It is not a mystery that for a while there have been some underlying unhappiness in the R world. Ross Ihaka and Duncan Temple Long have mused on starting over (PDF, 2008). Similar comments were voiced by Ihaka in Christian Robert’s blog (2010) and were probably at the root of the development of Incanter (based on Clojure). Vince Buffalo pointed out the growing pains of R but it was a realist on his post about Julia: one thing is having a cool base language but a different one is recreating R’s package ecosystem.

A quick look in R-bloggers will show several posts mentioning Julia, including A-listers (in the R world, forget Hollywood) like Douglas Bates (of nlme and lme4 fame). They are not alone, as many of us (myself included) are prone to suffer the ‘oh, new, shiny’ syndrome. We are always looking for that new car language smell, which promises to deliver c('consistency', 'elegance', 'maintainability', 'speed', ...); each of us is looking for a different mix and order of requirements.

Personally, I do not find R particularly slow. Put another way, I tend to struggle with a particular family of problems (multivariate linear mixed models) that require heavy use of external libraries written in C or FORTRAN. Whatever language I use will call these libraries, so I may not stand to gain a lot from using insert shiny language name here. I doubt that one would gain much with parallelization in this class of problems (but I stand to be corrected). This does not mean that I would not consider a change.

Give me consistency + elegance and you start getting my attention. What do I mean? I have been reading a book on ‘Doing X with R’ so I can write a review about it. This involved looking at the book with newbie eyes and, presto!, R can be a real eyesore and the notation can drive you insane sometimes. At about the same time Vince Buffalo was posting his thoughts on Julia (early March) I wrote:

The success of some of Hadley Wickham’s packages got me thinking about underlying design issues in R that make functions so hard to master for users. Don’t get me wrong, I still think that R is great, but why are there so many problems to understand part of the core functionality? A quick web search will highlight that there is, for example, an incredible amount of confusion on how to use the apply family of functions. The management of dates and strings is also a sore point.
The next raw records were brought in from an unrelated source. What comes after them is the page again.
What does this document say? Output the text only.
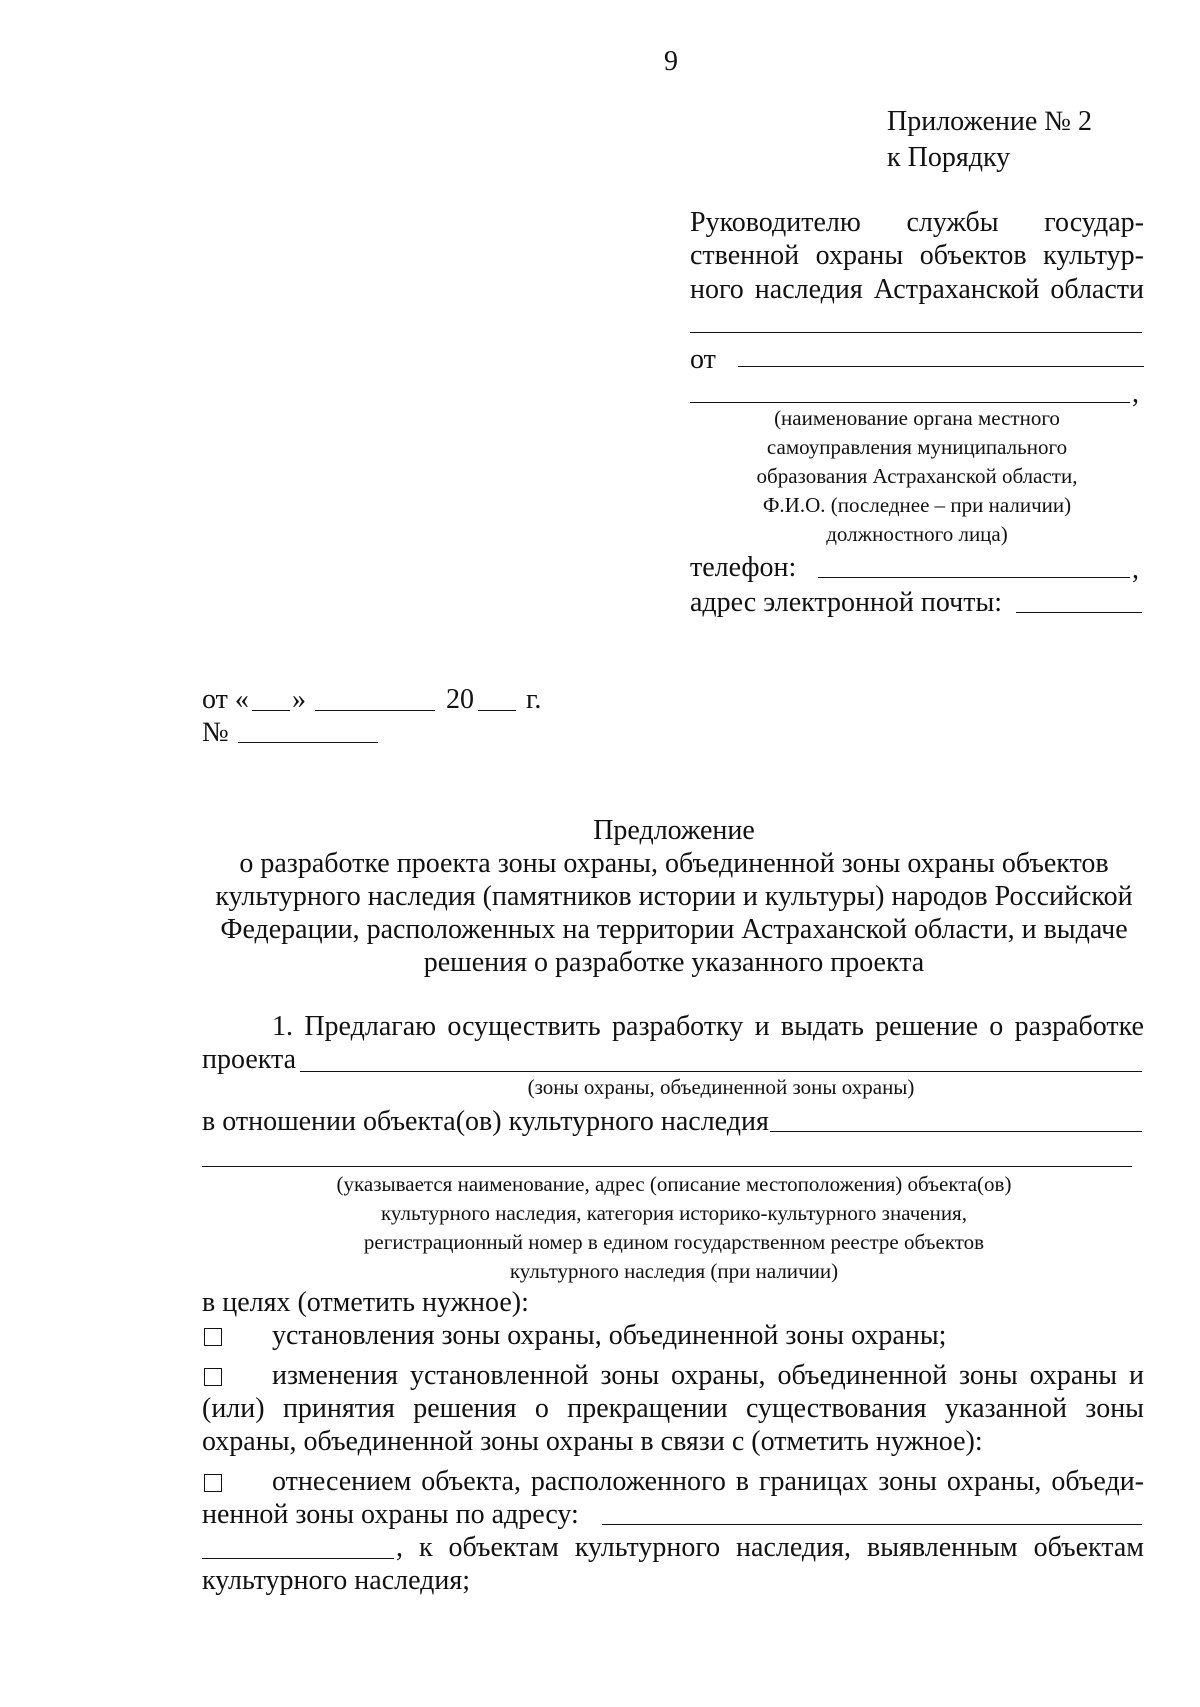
9
Приложение № 2
к Порядку
Руководителю службы государ-
ственной охраны объектов культур-
ного наследия Астраханской области
от
,
(наименование органа местного
самоуправления муниципального
образования Астраханской области,
Ф.И.О. (последнее – при наличии)
должностного лица)
телефон:	,
адрес электронной почты:
от « »	20 г.
№
Предложение
о разработке проекта зоны охраны, объединенной зоны охраны объектов
культурного наследия (памятников истории и культуры) народов Российской
Федерации, расположенных на территории Астраханской области, и выдаче
решения о разработке указанного проекта
1. Предлагаю осуществить разработку и выдать решение о разработке
проекта
(зоны охраны, объединенной зоны охраны)
в отношении объекта(ов) культурного наследия
(указывается наименование, адрес (описание местоположения) объекта(ов)
культурного наследия, категория историко-культурного значения,
регистрационный номер в едином государственном реестре объектов
культурного наследия (при наличии)
в целях (отметить нужное):
установления зоны охраны, объединенной зоны охраны;
изменения установленной зоны охраны, объединенной зоны охраны и
(или) принятия решения о прекращении существования указанной зоны
охраны, объединенной зоны охраны в связи с (отметить нужное):
отнесением объекта, расположенного в границах зоны охраны, объеди-
ненной зоны охраны по адресу:
, к объектам культурного наследия, выявленным объектам
культурного наследия;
I perfectly understand the need for, and even the desirability of, having new packages that extend the functionality of R. However, this is another kettle of fish; we are talking about making sane design choices so there is no need to repackage basic functionality to make it usable.

May be the question is not as dramatic as Do we need a new, shiny language? but Can we get rid of the cruft that R has accumulated over the years? Can we make the language more consistent, easier to learn, write and maintain?

Gratuitous picture: cabbage trees or mushy brain? (Photo: Luis).

Some may argue that one could get away with implementing the 20% of the functionality that’s used by 80% of the users. Joel Spolsky already discussed the failure of this approach in 2001.